Весной стало легче, удавалось даже погулять и поиграть с местными ребятами. Поначалу они косились на «новенькую» подозрительно, однако вскоре не только признали ее «своей», но и зауважали. Аркадия отлично бегала, великолепно лазала по деревьям и заборам, умела рассказывать «истории»: почему бы не развлечь приятелей вольным изложением «Пятнадцатилетнего капитана» или «Отверженных», которых она читала для практики во французском языке и о которых «пролетарские» мальчишки и слыхом не слыхивали, если что и читали, то лишь грошовые выпуски Ната Пинкертона, чуть не лучше всех стреляла из рогатки и совершенно не боялась собак.

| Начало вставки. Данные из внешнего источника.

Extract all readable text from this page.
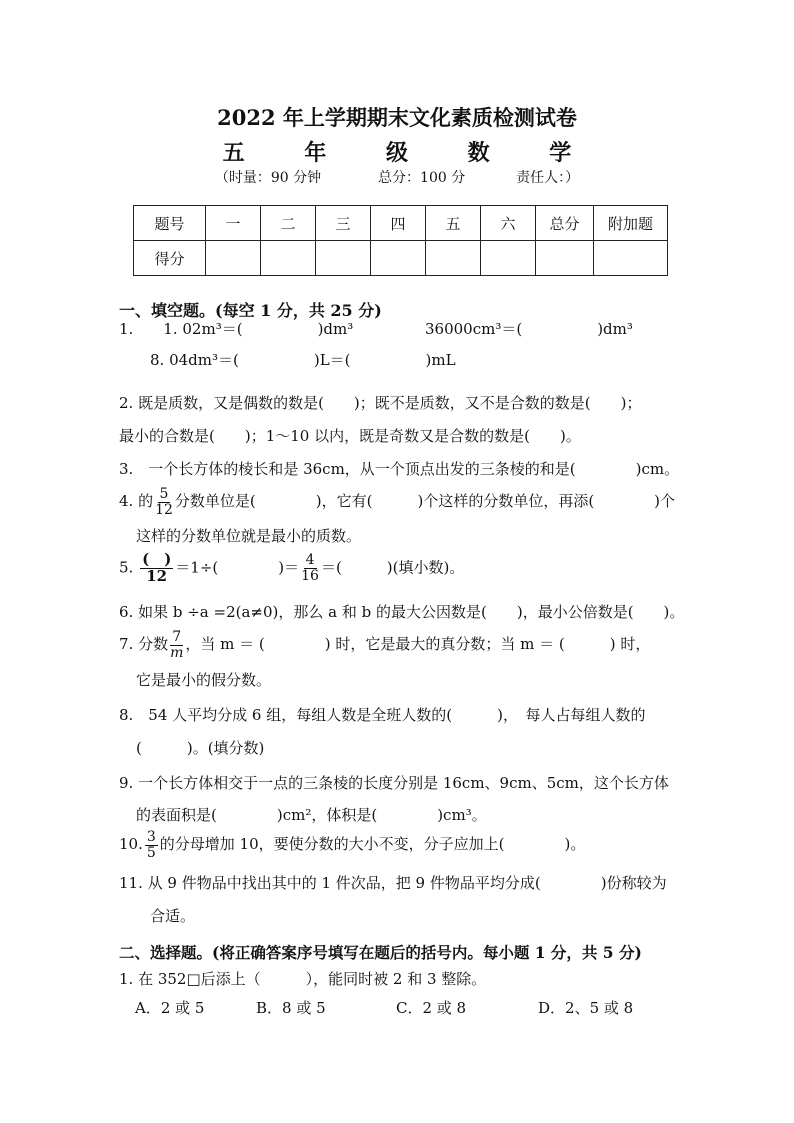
2022 年上学期期末文化素质检测试卷
五 年 级 数 学
（时量：90 分钟	总分：100 分	责任人：）
题号	一	二	三	四	五	六	总分	附加题
得分								
一、填空题。(每空 1 分，共 25 分)
1.　　1. 02m³＝(　　　　　)dm³	36000cm³＝(　　　　　)dm³
8. 04dm³＝(　　　　　)L＝(　　　　　)mL
2. 既是质数，又是偶数的数是(　　)；既不是质数，又不是合数的数是(　　)；
最小的合数是(　　)；1～10 以内，既是奇数又是合数的数是(　　)。
3.　一个长方体的棱长和是 36cm，从一个顶点出发的三条棱的和是(　　　　)cm。
4. 的 $\frac{5}{12}$ 分数单位是(　　　　)，它有(　　　)个这样的分数单位，再添(　　　　)个
这样的分数单位就是最小的质数。
5. $\frac{( )}{12} =1\div$(　　　　)＝ $\frac{4}{16}$ ＝(　　　)(填小数)。
6. 如果 b ÷a =2(a≠0)，那么 a 和 b 的最大公因数是(　　)，最小公倍数是(　　)。
7. 分数 $\frac{7}{m}$ ，当 m ＝ (　　　　) 时，它是最大的真分数；当 m ＝ (　　　) 时，
它是最小的假分数。
8.　54 人平均分成 6 组，每组人数是全班人数的(　　　)，　每人占每组人数的
(　　　)。(填分数)
9. 一个长方体相交于一点的三条棱的长度分别是 16cm、9cm、5cm，这个长方体
的表面积是(　　　　)cm²，体积是(　　　　)cm³。
10. $\frac{3}{5}$ 的分母增加 10，要使分数的大小不变，分子应加上(　　　　)。
11. 从 9 件物品中找出其中的 1 件次品，把 9 件物品平均分成(　　　　)份称较为
合适。
二、选择题。(将正确答案序号填写在题后的括号内。每小题 1 分，共 5 分)
1. 在 352□后添上（　　　），能同时被 2 和 3 整除。
A．2 或 5	B．8 或 5	C．2 或 8	D．2、5 或 8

На одной из соседних улиц жил пес неизвестной породы – черный, злющий, громадный, настоящее «баскервильское чудовище». Прозывалось чудовище совершенно неподходящим именем – Бобик. Ничего себе – Бобик, целая бомба с клыками! Даже хозяева подходили к нему с опаской. Однажды Бобик ухитрился выдернуть «ерш», которым крепилась к стене его цепь, и, перемахнув ветхую калитку, помчался по улице, щерясь и оглядываясь. Цепь волочилась за ним, грохоча и вздымая тучи пыли.